Devil’s in the detail for Britain’s divorce from the European Union
Process for so-called Brexit to begin in March, but business sector is no wiser on its impact at a time of declining economic growth
Britons caught their government badly unprepared with their vote to leave the European Union. For four months since then, the business sector has been waiting for clarity on the way forward for planning and investment. Theresa May, catapulted into the prime ministership by the referendum that ended the career of her predecessor David Cameron, has revealed the first piece of the puzzle. She says Article 50, the mechanism for Britain to leave the EU, will be triggered by the end of March, starting two years of negotiations for a new deal.
Business, however, laments the lack of detail about how May thinks Brexit will look. She has left her options open. This is understandable given the EU’s rejection of important concessions for Britain before the vote. She can expect tough negotiations. The nature of the referendum campaign, with its focus on migration, virtually ruled out the dream of Britain remaining in the single European market, though May pledged to strive for business to trade with and operate within it. But she also reaffirmed the need for controls on migration and an end to the jurisdiction of the European Court of Justice. The EU sees free movement and the court’s jurisdiction as non-negotiable.

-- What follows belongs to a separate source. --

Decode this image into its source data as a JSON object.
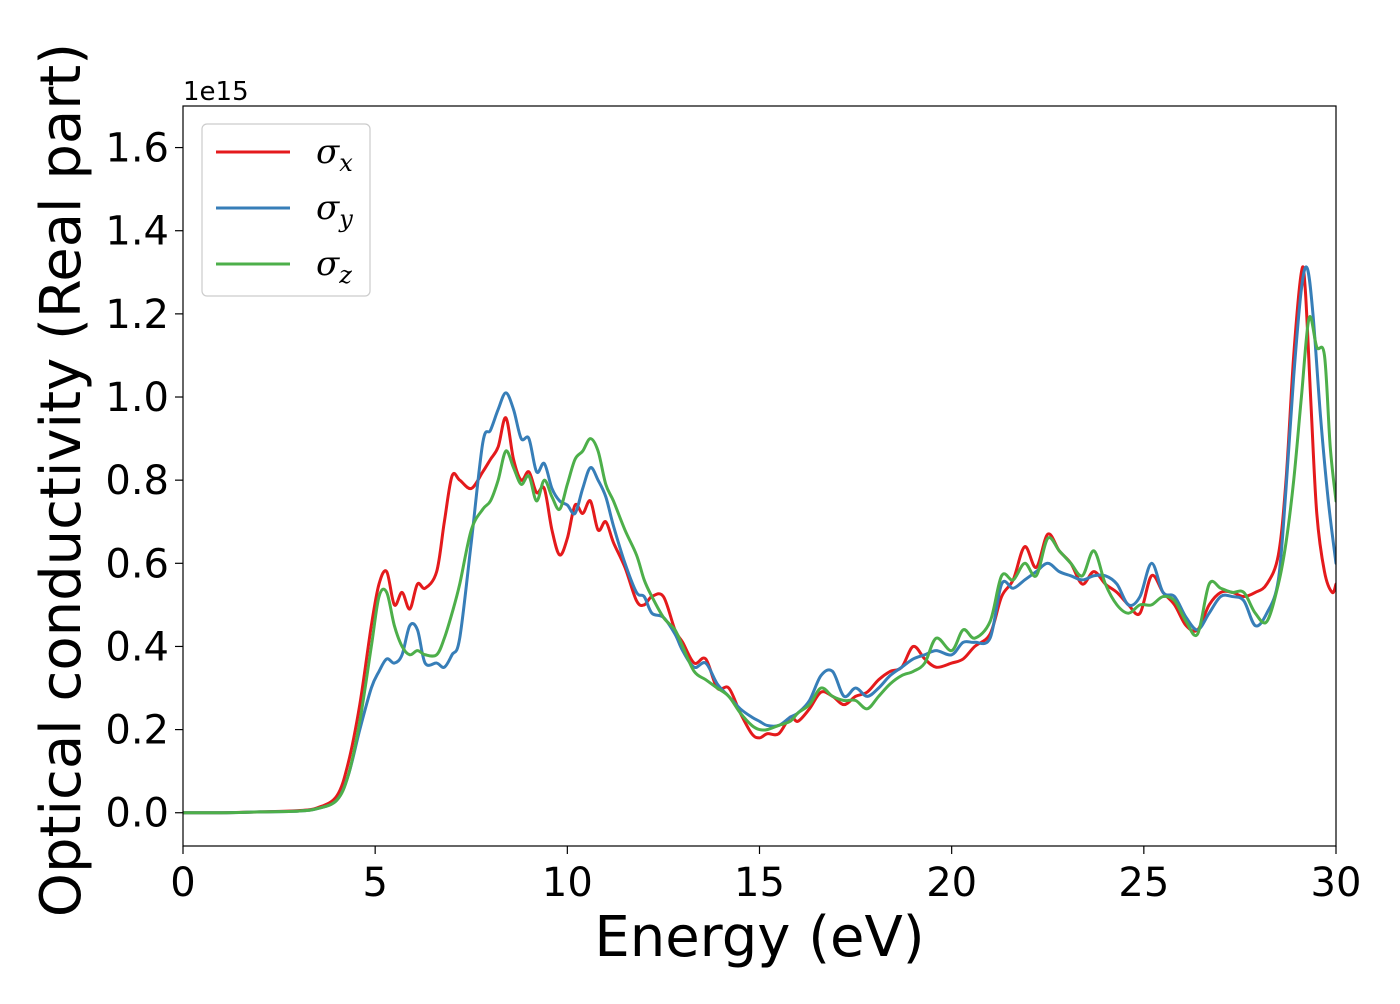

Britain faces negotiating both an exit from the EU and a new trade deal, not to mention other bilateral deals, within a two-year deadline, amid rising protectionism and downbeat IMF global growth forecasts influenced by a China slowdown, Brexit and the US election. That said, the IMF, having wrongly predicted a post-referendum crash in the world’s fifth-largest economy, now says it will be the fastest growing of the Group of Seven leading industrial countries this year. But it still sees trouble further ahead. It expects uncertainty about the divorce settlement with the EU will make businesses more cautious and that the fall in the pound sterling to a 31-year low will hit living standards. It remains to be seen whether the size of Britain’s economy and the resilience revealed by economic surveys gives May a negotiating advantage with a Europe still struggling for sustained recovery from the financial crisis.